Start your journey in this cosmopolitan center, home of the Sazerac cocktail, oysters Rockefeller, and bananas Foster. There are so many icons of the New Orleans restaurant scene, including the 100-plus-year-old Commander's Palace, a beloved favorite of locals and out-of-towners because of chef Tory McPhail's Creole cooking and their 25-cent martinis. The city's location means delicious Gulf seafood is a menu staple. At Pascal's Manale, folks line up for the barbecued shrimp, while at Drago's the charbroiled oysters earn rave reviews. There are plenty of newcomers to the restaurant scene who are worthy of a visit as well, such as Dominique's on Magazine. Chef Dominique Macquet presents French cuisine with ingredients sourced within 100 miles of New Orleans. And you can't leave the city without sampling a signature sandwich. Two great choices are a po-boy from Mahony's Po-Boy Shop and a muffuletta from Central Grocery.

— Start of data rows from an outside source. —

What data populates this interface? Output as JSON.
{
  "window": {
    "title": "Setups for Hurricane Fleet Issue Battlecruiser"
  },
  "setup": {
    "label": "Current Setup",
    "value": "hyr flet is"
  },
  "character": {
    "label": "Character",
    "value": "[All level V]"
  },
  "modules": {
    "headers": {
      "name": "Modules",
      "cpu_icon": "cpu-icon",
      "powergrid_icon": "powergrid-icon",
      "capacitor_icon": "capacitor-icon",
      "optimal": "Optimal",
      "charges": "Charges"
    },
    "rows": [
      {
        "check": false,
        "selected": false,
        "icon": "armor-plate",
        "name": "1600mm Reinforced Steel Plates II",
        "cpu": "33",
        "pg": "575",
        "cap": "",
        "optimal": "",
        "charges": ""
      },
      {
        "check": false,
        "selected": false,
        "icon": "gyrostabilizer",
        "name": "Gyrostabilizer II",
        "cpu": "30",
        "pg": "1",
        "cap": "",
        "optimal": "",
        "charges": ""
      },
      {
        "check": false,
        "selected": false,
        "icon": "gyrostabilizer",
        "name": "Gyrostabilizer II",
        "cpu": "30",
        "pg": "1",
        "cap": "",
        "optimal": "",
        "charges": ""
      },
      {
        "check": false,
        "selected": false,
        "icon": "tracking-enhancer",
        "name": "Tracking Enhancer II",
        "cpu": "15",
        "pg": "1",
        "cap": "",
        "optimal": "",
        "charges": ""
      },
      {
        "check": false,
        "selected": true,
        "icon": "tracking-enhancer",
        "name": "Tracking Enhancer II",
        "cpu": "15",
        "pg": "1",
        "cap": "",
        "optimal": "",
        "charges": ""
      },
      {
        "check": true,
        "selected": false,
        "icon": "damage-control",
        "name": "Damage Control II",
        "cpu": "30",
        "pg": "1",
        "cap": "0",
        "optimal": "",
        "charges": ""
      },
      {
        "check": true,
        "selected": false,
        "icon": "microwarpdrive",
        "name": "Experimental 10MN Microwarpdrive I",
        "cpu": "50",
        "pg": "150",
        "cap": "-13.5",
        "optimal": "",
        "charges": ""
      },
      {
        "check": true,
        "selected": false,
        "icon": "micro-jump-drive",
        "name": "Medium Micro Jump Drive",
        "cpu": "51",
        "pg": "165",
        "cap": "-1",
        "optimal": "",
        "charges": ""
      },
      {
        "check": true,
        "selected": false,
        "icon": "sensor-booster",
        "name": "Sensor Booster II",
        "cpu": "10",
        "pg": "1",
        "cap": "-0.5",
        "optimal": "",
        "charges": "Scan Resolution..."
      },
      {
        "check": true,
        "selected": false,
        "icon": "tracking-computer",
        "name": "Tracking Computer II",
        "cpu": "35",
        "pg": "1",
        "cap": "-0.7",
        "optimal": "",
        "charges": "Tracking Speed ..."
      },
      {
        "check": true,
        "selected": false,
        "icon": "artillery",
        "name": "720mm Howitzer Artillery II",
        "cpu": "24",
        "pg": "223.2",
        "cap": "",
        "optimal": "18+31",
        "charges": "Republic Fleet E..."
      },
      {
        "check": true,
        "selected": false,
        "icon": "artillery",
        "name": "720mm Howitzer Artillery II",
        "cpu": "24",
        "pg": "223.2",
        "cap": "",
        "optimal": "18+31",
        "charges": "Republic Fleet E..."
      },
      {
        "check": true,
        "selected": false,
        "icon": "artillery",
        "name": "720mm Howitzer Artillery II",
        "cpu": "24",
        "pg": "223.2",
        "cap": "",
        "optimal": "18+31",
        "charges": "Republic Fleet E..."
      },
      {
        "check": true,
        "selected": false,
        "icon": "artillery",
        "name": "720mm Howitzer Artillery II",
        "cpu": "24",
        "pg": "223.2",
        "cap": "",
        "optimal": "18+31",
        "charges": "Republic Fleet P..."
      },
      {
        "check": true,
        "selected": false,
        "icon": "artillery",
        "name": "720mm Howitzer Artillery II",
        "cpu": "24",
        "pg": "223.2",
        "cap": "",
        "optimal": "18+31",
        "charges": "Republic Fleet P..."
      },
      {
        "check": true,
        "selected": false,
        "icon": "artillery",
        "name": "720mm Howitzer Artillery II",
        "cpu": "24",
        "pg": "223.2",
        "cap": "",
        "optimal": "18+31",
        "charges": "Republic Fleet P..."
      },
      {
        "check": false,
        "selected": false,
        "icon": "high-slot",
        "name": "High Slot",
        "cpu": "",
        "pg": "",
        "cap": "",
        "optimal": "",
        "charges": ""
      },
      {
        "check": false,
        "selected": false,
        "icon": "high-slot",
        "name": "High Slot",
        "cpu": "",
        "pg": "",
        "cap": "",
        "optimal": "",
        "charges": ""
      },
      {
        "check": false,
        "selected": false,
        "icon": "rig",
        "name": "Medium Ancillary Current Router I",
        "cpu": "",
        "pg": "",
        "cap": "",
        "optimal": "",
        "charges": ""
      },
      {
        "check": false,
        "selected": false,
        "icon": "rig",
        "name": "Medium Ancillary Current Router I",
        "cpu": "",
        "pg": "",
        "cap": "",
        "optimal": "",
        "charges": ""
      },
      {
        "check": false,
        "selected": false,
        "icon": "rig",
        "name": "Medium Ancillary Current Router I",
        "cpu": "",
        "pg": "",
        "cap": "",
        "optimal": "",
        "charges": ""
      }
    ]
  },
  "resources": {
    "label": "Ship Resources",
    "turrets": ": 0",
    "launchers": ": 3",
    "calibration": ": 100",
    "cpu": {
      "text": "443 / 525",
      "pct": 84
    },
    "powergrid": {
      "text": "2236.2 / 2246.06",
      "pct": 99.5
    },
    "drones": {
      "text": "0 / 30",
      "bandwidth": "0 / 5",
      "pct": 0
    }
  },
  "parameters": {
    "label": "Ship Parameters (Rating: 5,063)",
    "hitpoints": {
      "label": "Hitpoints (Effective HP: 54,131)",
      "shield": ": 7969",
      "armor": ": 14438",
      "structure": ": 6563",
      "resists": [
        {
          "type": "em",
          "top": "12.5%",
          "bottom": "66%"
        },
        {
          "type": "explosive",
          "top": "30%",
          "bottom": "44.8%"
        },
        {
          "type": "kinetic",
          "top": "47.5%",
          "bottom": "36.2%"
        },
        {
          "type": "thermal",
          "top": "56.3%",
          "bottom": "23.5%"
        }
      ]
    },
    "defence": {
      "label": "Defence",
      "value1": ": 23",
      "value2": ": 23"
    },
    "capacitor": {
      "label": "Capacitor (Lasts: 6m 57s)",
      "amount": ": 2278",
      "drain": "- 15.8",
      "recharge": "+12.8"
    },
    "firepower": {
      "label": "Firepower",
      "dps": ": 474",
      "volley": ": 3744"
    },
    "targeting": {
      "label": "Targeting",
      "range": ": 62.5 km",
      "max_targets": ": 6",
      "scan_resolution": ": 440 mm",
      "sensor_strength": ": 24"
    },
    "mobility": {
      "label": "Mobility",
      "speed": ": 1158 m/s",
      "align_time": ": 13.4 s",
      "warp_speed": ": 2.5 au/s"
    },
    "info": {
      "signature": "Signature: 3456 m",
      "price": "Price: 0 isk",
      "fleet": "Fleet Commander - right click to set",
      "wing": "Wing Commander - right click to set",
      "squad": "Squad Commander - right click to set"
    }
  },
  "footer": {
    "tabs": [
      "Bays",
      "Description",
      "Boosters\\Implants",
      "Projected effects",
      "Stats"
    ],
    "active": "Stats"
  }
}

Next, make your way to Jefferson Parish for their brand-new Oyster Trail. Many of their local chefs are dishing up special oyster creations, including the scrumptious baked oysters Radosta at Andrea's Restaurant in Metairie. Take time to also explore nearby suburbs like the St. Bernard area nestled along the Gulf Coast where the Spanish culture of the Isleños is celebrated and fresh-caught seafood dishes are served up with Creole and Spanish flair. Seeking some made-from-scratch comfort food? Make a beeline for Rocky and Carlo's in Chalmette. Order their macaroni and cheese and you'll find yourself still talking about it weeks later.
As you explore this trail you’ll find more than good meals. Come and see for yourself why this region and its people have earned a place in the hearts of many.